On the Overview page of a bucket in the Object Storage Service (OSS) console, copy the domain name of OSS-HDFS. This way, you can use the domain name as the value of the hbase.rootdir parameter when you create an EMR HBase cluster.
Use OSS-HDFS.
1. Create a DataServing cluster. For more information, see Create a cluster.
  Configure the following parameters when you create the cluster:
  - Optional Services (Select One At Least): Select all options except JindoData.
  - HBase Storage Mode: Select OSS-HDFS.
  - Root Directory: Enter the directory of an OSS bucket for which OSS-HDFS is enabled. The directory is in the oss://${OSS-HDFS endpoint}/${dir} format. Example: oss://test_bucket.cn-hangzhou.oss-dls.aliyuncs.com/hbase.
  Note
  Take note of the following items in actual operations:
  Replace ${OSS-HDFS endpoint} with the endpoint of OSS-HDFS that you obtain in Step 2.
  Replace ${dir} with the root directory of HBase.
2. Create an HBase table.
  1. Log on to the DataServing cluster. For more information, see Log on to a cluster.

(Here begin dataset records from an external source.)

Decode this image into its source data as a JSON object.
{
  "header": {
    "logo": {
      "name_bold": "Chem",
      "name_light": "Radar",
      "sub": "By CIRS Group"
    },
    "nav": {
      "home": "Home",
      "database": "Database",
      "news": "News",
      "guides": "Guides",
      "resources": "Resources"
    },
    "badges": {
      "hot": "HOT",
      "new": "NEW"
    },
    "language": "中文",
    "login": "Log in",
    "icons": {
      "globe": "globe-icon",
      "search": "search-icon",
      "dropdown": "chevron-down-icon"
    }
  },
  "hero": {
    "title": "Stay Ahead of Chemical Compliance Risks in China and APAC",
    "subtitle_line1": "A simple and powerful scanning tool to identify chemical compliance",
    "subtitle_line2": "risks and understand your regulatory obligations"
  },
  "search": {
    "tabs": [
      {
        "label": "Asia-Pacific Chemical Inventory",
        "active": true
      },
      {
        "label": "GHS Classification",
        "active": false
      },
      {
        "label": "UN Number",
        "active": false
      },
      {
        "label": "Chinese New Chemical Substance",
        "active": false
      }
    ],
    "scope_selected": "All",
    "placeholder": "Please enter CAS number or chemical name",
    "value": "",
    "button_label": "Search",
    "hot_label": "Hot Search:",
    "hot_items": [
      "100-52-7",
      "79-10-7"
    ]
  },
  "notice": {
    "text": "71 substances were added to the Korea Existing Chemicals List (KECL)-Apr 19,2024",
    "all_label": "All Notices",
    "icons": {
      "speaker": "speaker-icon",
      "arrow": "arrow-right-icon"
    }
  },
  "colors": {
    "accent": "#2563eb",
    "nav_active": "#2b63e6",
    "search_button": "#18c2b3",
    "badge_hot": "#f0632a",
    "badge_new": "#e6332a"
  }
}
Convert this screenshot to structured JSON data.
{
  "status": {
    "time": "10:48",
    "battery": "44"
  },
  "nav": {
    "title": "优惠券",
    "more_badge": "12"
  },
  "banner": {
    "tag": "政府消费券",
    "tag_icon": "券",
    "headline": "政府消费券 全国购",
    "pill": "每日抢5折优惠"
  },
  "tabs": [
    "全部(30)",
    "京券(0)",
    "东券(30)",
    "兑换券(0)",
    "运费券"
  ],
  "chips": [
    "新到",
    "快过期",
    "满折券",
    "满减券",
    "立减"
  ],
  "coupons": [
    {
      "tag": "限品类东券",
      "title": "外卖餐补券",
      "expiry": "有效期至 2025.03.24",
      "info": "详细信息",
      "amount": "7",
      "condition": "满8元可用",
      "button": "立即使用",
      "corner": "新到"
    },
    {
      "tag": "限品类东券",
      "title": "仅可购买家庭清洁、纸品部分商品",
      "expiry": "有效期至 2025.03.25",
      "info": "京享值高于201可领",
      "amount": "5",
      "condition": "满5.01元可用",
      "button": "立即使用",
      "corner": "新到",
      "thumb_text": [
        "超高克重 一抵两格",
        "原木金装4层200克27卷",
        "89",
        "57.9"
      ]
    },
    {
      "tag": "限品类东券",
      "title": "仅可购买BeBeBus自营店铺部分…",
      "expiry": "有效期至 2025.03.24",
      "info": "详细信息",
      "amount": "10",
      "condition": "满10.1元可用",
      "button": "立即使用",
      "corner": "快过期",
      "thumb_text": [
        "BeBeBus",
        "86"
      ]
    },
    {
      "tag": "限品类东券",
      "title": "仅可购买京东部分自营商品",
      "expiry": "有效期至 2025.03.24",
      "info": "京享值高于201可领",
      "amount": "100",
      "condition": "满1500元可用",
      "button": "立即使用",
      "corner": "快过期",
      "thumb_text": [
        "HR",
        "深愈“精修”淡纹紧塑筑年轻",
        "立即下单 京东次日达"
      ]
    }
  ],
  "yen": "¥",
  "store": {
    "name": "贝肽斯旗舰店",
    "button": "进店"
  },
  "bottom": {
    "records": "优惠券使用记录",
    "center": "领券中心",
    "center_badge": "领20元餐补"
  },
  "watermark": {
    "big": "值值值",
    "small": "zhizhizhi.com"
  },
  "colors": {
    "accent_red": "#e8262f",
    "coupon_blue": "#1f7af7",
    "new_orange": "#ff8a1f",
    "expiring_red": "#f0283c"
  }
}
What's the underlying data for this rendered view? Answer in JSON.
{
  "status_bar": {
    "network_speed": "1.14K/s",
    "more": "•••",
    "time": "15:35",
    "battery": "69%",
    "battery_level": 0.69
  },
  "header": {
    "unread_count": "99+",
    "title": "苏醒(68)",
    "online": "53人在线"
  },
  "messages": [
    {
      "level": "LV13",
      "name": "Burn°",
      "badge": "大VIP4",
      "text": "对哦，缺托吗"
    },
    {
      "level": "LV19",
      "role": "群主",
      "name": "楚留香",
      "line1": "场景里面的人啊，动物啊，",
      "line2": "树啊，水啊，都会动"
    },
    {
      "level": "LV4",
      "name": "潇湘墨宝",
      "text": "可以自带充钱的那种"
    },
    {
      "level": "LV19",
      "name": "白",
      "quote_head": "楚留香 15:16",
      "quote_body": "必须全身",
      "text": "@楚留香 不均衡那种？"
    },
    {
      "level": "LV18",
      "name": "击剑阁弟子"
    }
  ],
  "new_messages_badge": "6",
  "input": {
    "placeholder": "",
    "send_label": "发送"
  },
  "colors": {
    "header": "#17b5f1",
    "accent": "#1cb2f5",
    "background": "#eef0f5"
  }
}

  2. Run the following command to access HBase Shell:
```
hbase shell
```
  3. Run the following command to create an HBase table named bar that has a column family named f:
```
create 'bar','f'
```
    Run the list command to view the information about the HBase table.
    The following information is returned:
    TABLE bar 1 row(s) Took 0.0138 seconds
3. Exit HBase shell and run the following command to verify data in the HBase table.
  Syntax:
```
hadoop fs -ls oss://${OSS-HDFS endpoint}/{dir}
```
  Example:
```
hadoop fs -ls oss://test_bucket.cn-hangzhou.oss-dls.aliyuncs.com/hbase/data/default
```
  If the information similar to the following output is returned, the HBase table is created in OSS-HDFS.
```
Found 1 items
drwxrwxrwx   - hbase supergroup          0 2022-07-28 14:45 oss://test_bucket.cn-hangzhou.oss-dls.aliyuncs.com/hbase/data/default/bar
```
Optional:Delete the EMR HBase cluster and create a new cluster.
After the data of the EMR HBase cluster is stored in OSS-HDFS, the cluster can be deleted and a new cluster can be created in the directory of the OSS bucket for which OSS-HDFS is enabled.
Important
- The HBase versions of the deleted cluster and the new cluster must be the same. Otherwise, problems such as incompatibility may occur in the new cluster, which makes the new cluster unavailable.
- You can use only one HBase cluster in a directory at the same time. If you write data to multiple HBase clusters in a directory at a time, the metadata or data written to the clusters may differ from the original ones, which makes the clusters unavailable.
1. Log on to the DataServing cluster. For more information, see Log on to a cluster.
2. Run the following command to access HBase Shell:
```
hbase shell
```
3. Run the following command to perform the FLUSH operation. This ensures that data in all tables in the memory is flushed to HFile.
```
flush 'bar'
```
4. Run the following command to disable related tables. This prevents new data from being written to the tables.
```
disable 'bar'
```
5. Create a new cluster whose Hbase version is the same as that of the deleted cluster. Specify the same directory for the new cluster to store data.
  After the new cluster is created, you can continue to use data stored in OSS-HDFS.